そして,6,7,8回と両チーム無失点でゲームが進む。この間主将岡本には一つの不安があった。それはフェニックス橋本のピッチングである。(7回,右肘にDBを受けたのだ。「右肘や!あ〜ん,右肘や!アッカ〜ン!!」と,バッターボックスで転がり騒ぐ姿はまるで子供。恥ずかしかった。)岡本は毛利にそっと声を掛ける。「投げれますか?」「ふ,何を言ってるんだ岡本。橋本は最後まで投げるよ。いままでだって,どんなピンチでもずっとそうやってきた。オレは橋本を信じるよ。」「分かりました毛利さん,オレ,橋本さんを信じてみます!」主将の頭に不安という文字は消えた。その光景を見守る和川はフェニックスに声を掛ける,「ていじさん,今日のピッチング,今までのベスト3にはいりますよ。」うかれるフェニックス。調子にのった彼は恐い。
得点は動かなかったものの熱いプレーが続出した後半戦であった。代打高橋伸は練習でも見せたことのない流し打ちでヒット。ベース上でガッツポーズをする姿はカッコ良かったが,まぐれだバーカ。セカンド柳瀬の堅実なプレーはチームのみんなを安心させ,尊敬すらさせた。副将松井は練習メニューに「よさこい」を取り入れることを考えていたらしい。そして,その中でも一番光ったのは山岸の連続バックホーム殺である。7回裏,6点差,ノーアウト満塁。1点取られたらコールド負け。暗雲立ち込める北水サイド。みなの心は闇に飲み込まれてしまった。しかし山岸は違った。それまで感傷に浸って涙が止まらなかった瞳から涙が消えた。その落ち着き払った,すべてを悟った顔,肢体は三蔵法師の輝きを持っていた。「天竺は近い・・・」チームに光が蘇った。ショートゴロを軽くさばき寸分の狂いもないバックホームでワンナウト。続く打者もショートゴロ,世は山岸のシナリオ通りに動いていた。起死回生のホームゲッツーが決まった。ベンチへ駆け足で戻る山岸の頬には大粒の涙が光っていた。
最終回,最後まであきらめない北水ベンチ。

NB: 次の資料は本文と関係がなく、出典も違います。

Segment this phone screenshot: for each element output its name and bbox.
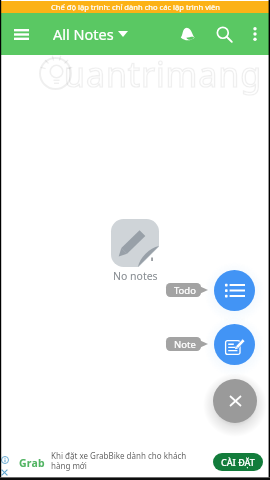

応援にも熱がはいる。結果は無得点だったがチーム一丸となって最後まで戦った。試合にでれなかった山下・バンビ・HG竹中,OBの不甲斐無いプレーに切れる場面もあった思う。それでも最後まで応援してくれてありがとう!スタンドには多くのOB,野球好き,北水好きの人達の姿がありました。温かい応援ありがとうございました!そしてマネージャーの増本・田中,お仕事ごくろうさん。今回この戦評を書くにあたり,参考にさせてもらったスコアブックは完璧でした。短い期間でよく覚えた。一所懸命な増本がチームで一番偉い!田中は早く野球部にのめりこめ!
いよいよ次は秋のリーグ戦。4年生ガンバレ!最後に一花咲かせろ!!
そして,山岸さん・毛利さん本当にお疲れ様でした。